New here? Start with a 5-minute notebook and work your way up:

| Notebook | What you'll build | Time | |
|---|---|---|---|
| [Hello Mellea](https://colab.research.google.com/github/generative-computing/granite-switch/blob/main/tutorials/notebooks/01_hello_mellea.ipynb) | Call adapters through a clean Python API | 5 min | [![Open In Colab](https://colab.research.google.com/assets/colab-badge.svg)](https://colab.research.google.com/github/generative-computing/granite-switch/blob/main/tutorials/notebooks/01_hello_mellea.ipynb) |
| [RAG Pipeline](https://colab.research.google.com/github/generative-computing/granite-switch/blob/main/tutorials/notebooks/03_01_govt_rag_pipeline_simple.ipynb) | Query rewrite + answerability + citations in one model | 30 min | [![Open In Colab](https://colab.research.google.com/assets/colab-badge.svg)](https://colab.research.google.com/github/generative-computing/granite-switch/blob/main/tutorials/notebooks/03_01_govt_rag_pipeline_simple.ipynb) |
| [Compose Your Own](https://colab.research.google.com/github/generative-computing/granite-switch/blob/main/tutorials/notebooks/04_compose_granite_switch.ipynb) | Build a custom checkpoint from adapter libraries | 15 min | [![Open In Colab](https://colab.research.google.com/assets/colab-badge.svg)](https://colab.research.google.com/github/generative-computing/granite-switch/blob/main/tutorials/notebooks/04_compose_granite_switch.ipynb) |

All notebooks run on Colab. See [tutorials/README.md](tutorials/README.md) for the full list and guided learning paths.

## Ecosystem

Granite Switch is part of a coordinated stack:

- **[Granite Libraries](https://huggingface.co/collections/ibm-granite/granite-libraries)** — Pre-trained adapters for RAG, safety, and core capabilities, published on Hugging Face. These are the components you compose into a Switch model.
- **[Mellea](https://mellea.ai)** — Reliable, testable LLM output for Python. Type hints become schemas, docstrings become prompts, and valid output is enforced at the token level — not retried into existence.
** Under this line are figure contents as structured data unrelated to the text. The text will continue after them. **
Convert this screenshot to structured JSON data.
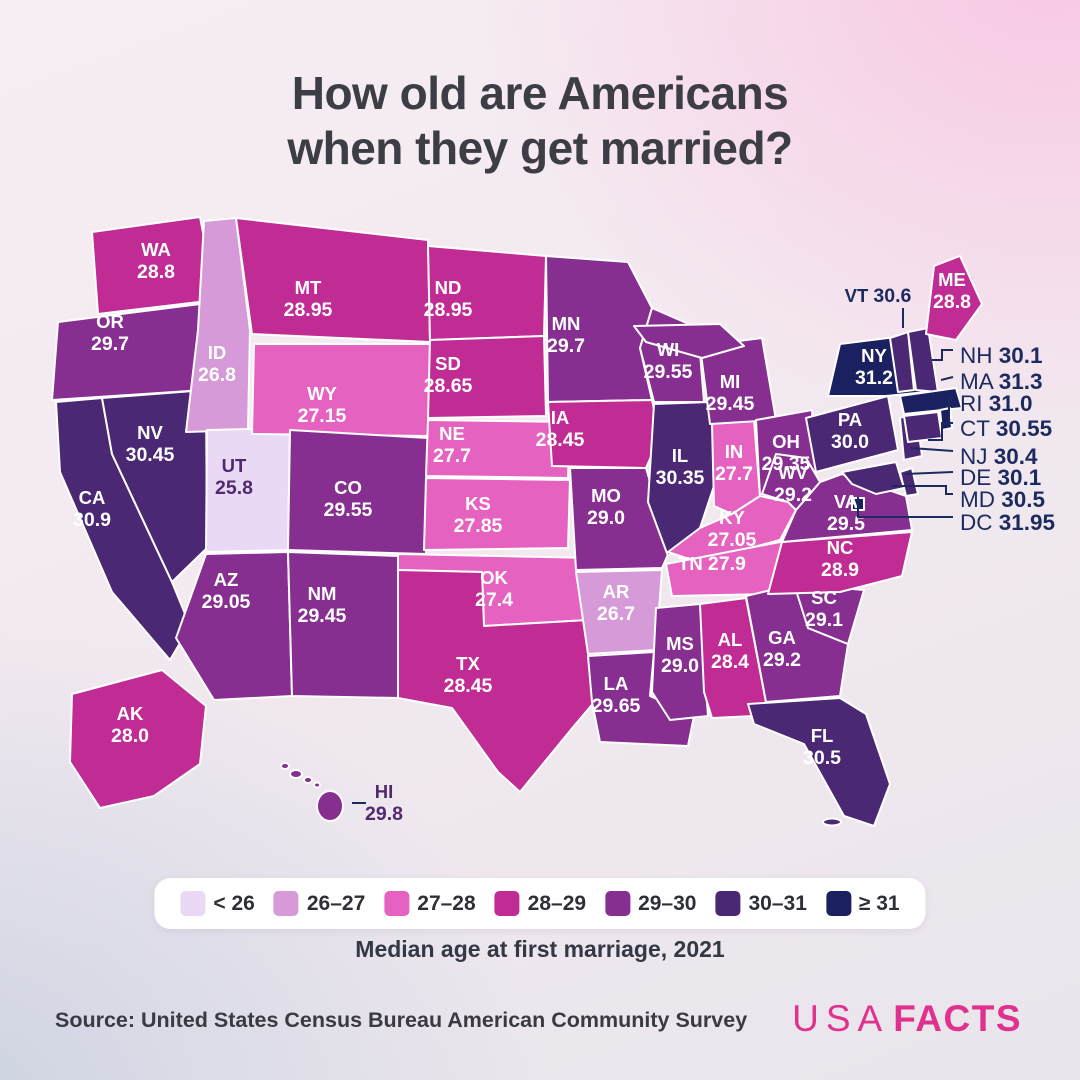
{
  "title": [
    "How old are Americans",
    "when they get married?"
  ],
  "caption": "Median age at first marriage, 2021",
  "source": "Source: United States Census Bureau American Community Survey",
  "logo": {
    "part1": "USA",
    "part2": "FACTS",
    "color": "#e0328c"
  },
  "label_colors": {
    "light": "#ffffff",
    "navy": "#1d2a5e",
    "dark_purple": "#4f2a6e"
  },
  "chart_data": {
    "type": "choropleth",
    "region": "United States",
    "title": "How old are Americans when they get married?",
    "metric": "Median age at first marriage, 2021",
    "unit": "years",
    "legend_position": "bottom",
    "buckets": [
      {
        "label": "< 26",
        "color": "#ead9f4"
      },
      {
        "label": "26–27",
        "color": "#d79ad8"
      },
      {
        "label": "27–28",
        "color": "#e662c0"
      },
      {
        "label": "28–29",
        "color": "#c02b94"
      },
      {
        "label": "29–30",
        "color": "#872f90"
      },
      {
        "label": "30–31",
        "color": "#4a2873"
      },
      {
        "label": "≥ 31",
        "color": "#1b2160"
      }
    ],
    "states": [
      {
        "abbr": "WA",
        "value": 28.8,
        "value_label": "28.8",
        "bucket": "28–29"
      },
      {
        "abbr": "OR",
        "value": 29.7,
        "value_label": "29.7",
        "bucket": "29–30"
      },
      {
        "abbr": "CA",
        "value": 30.9,
        "value_label": "30.9",
        "bucket": "30–31"
      },
      {
        "abbr": "NV",
        "value": 30.45,
        "value_label": "30.45",
        "bucket": "30–31"
      },
      {
        "abbr": "ID",
        "value": 26.8,
        "value_label": "26.8",
        "bucket": "26–27"
      },
      {
        "abbr": "UT",
        "value": 25.8,
        "value_label": "25.8",
        "bucket": "< 26"
      },
      {
        "abbr": "AZ",
        "value": 29.05,
        "value_label": "29.05",
        "bucket": "29–30"
      },
      {
        "abbr": "MT",
        "value": 28.95,
        "value_label": "28.95",
        "bucket": "28–29"
      },
      {
        "abbr": "WY",
        "value": 27.15,
        "value_label": "27.15",
        "bucket": "27–28"
      },
      {
        "abbr": "CO",
        "value": 29.55,
        "value_label": "29.55",
        "bucket": "29–30"
      },
      {
        "abbr": "NM",
        "value": 29.45,
        "value_label": "29.45",
        "bucket": "29–30"
      },
      {
        "abbr": "ND",
        "value": 28.95,
        "value_label": "28.95",
        "bucket": "28–29"
      },
      {
        "abbr": "SD",
        "value": 28.65,
        "value_label": "28.65",
        "bucket": "28–29"
      },
      {
        "abbr": "NE",
        "value": 27.7,
        "value_label": "27.7",
        "bucket": "27–28"
      },
      {
        "abbr": "KS",
        "value": 27.85,
        "value_label": "27.85",
        "bucket": "27–28"
      },
      {
        "abbr": "OK",
        "value": 27.4,
        "value_label": "27.4",
        "bucket": "27–28"
      },
      {
        "abbr": "TX",
        "value": 28.45,
        "value_label": "28.45",
        "bucket": "28–29"
      },
      {
        "abbr": "MN",
        "value": 29.7,
        "value_label": "29.7",
        "bucket": "29–30"
      },
      {
        "abbr": "IA",
        "value": 28.45,
        "value_label": "28.45",
        "bucket": "28–29"
      },
      {
        "abbr": "MO",
        "value": 29.0,
        "value_label": "29.0",
        "bucket": "29–30"
      },
      {
        "abbr": "AR",
        "value": 26.7,
        "value_label": "26.7",
        "bucket": "26–27"
      },
      {
        "abbr": "LA",
        "value": 29.65,
        "value_label": "29.65",
        "bucket": "29–30"
      },
      {
        "abbr": "WI",
        "value": 29.55,
        "value_label": "29.55",
        "bucket": "29–30"
      },
      {
        "abbr": "IL",
        "value": 30.35,
        "value_label": "30.35",
        "bucket": "30–31"
      },
      {
        "abbr": "IN",
        "value": 27.7,
        "value_label": "27.7",
        "bucket": "27–28"
      },
      {
        "abbr": "MI",
        "value": 29.45,
        "value_label": "29.45",
        "bucket": "29–30"
      },
      {
        "abbr": "OH",
        "value": 29.35,
        "value_label": "29.35",
        "bucket": "29–30"
      },
      {
        "abbr": "KY",
        "value": 27.05,
        "value_label": "27.05",
        "bucket": "27–28"
      },
      {
        "abbr": "TN",
        "value": 27.9,
        "value_label": "27.9",
        "bucket": "27–28"
      },
      {
        "abbr": "MS",
        "value": 29.0,
        "value_label": "29.0",
        "bucket": "29–30"
      },
      {
        "abbr": "AL",
        "value": 28.4,
        "value_label": "28.4",
        "bucket": "28–29"
      },
      {
        "abbr": "GA",
        "value": 29.2,
        "value_label": "29.2",
        "bucket": "29–30"
      },
      {
        "abbr": "FL",
        "value": 30.5,
        "value_label": "30.5",
        "bucket": "30–31"
      },
      {
        "abbr": "SC",
        "value": 29.1,
        "value_label": "29.1",
        "bucket": "29–30"
      },
      {
        "abbr": "NC",
        "value": 28.9,
        "value_label": "28.9",
        "bucket": "28–29"
      },
      {
        "abbr": "VA",
        "value": 29.5,
        "value_label": "29.5",
        "bucket": "29–30"
      },
      {
        "abbr": "WV",
        "value": 29.2,
        "value_label": "29.2",
        "bucket": "29–30"
      },
      {
        "abbr": "PA",
        "value": 30.0,
        "value_label": "30.0",
        "bucket": "30–31"
      },
      {
        "abbr": "NY",
        "value": 31.2,
        "value_label": "31.2",
        "bucket": "≥ 31"
      },
      {
        "abbr": "NJ",
        "value": 30.4,
        "value_label": "30.4",
        "bucket": "30–31"
      },
      {
        "abbr": "DE",
        "value": 30.1,
        "value_label": "30.1",
        "bucket": "30–31"
      },
      {
        "abbr": "MD",
        "value": 30.5,
        "value_label": "30.5",
        "bucket": "30–31"
      },
      {
        "abbr": "DC",
        "value": 31.95,
        "value_label": "31.95",
        "bucket": "≥ 31"
      },
      {
        "abbr": "VT",
        "value": 30.6,
        "value_label": "30.6",
        "bucket": "30–31"
      },
      {
        "abbr": "NH",
        "value": 30.1,
        "value_label": "30.1",
        "bucket": "30–31"
      },
      {
        "abbr": "MA",
        "value": 31.3,
        "value_label": "31.3",
        "bucket": "≥ 31"
      },
      {
        "abbr": "RI",
        "value": 31.0,
        "value_label": "31.0",
        "bucket": "≥ 31"
      },
      {
        "abbr": "CT",
        "value": 30.55,
        "value_label": "30.55",
        "bucket": "30–31"
      },
      {
        "abbr": "ME",
        "value": 28.8,
        "value_label": "28.8",
        "bucket": "28–29"
      },
      {
        "abbr": "AK",
        "value": 28.0,
        "value_label": "28.0",
        "bucket": "28–29"
      },
      {
        "abbr": "HI",
        "value": 29.8,
        "value_label": "29.8",
        "bucket": "29–30"
      }
    ]
  }
}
Mellea orchestrates Granite Switch adapters through a pipeline-oriented API, handling control tokens and constrained decoding so you work with typed function calls, not raw tokens.
- **Granite Switch** (this repo) — The composition and serving layer that brings libraries and inference together into one deployable model.

## Contributing

Granite Switch was started by IBM Research and is developed in the open. We welcome bug reports, feature requests, and pull requests — see [CONTRIBUTING.md](CONTRIBUTING.md) for guidelines or open an [issue](https://github.com/generative-computing/granite-switch/issues).

## License

Apache-2.0 — see [LICENSE](LICENSE).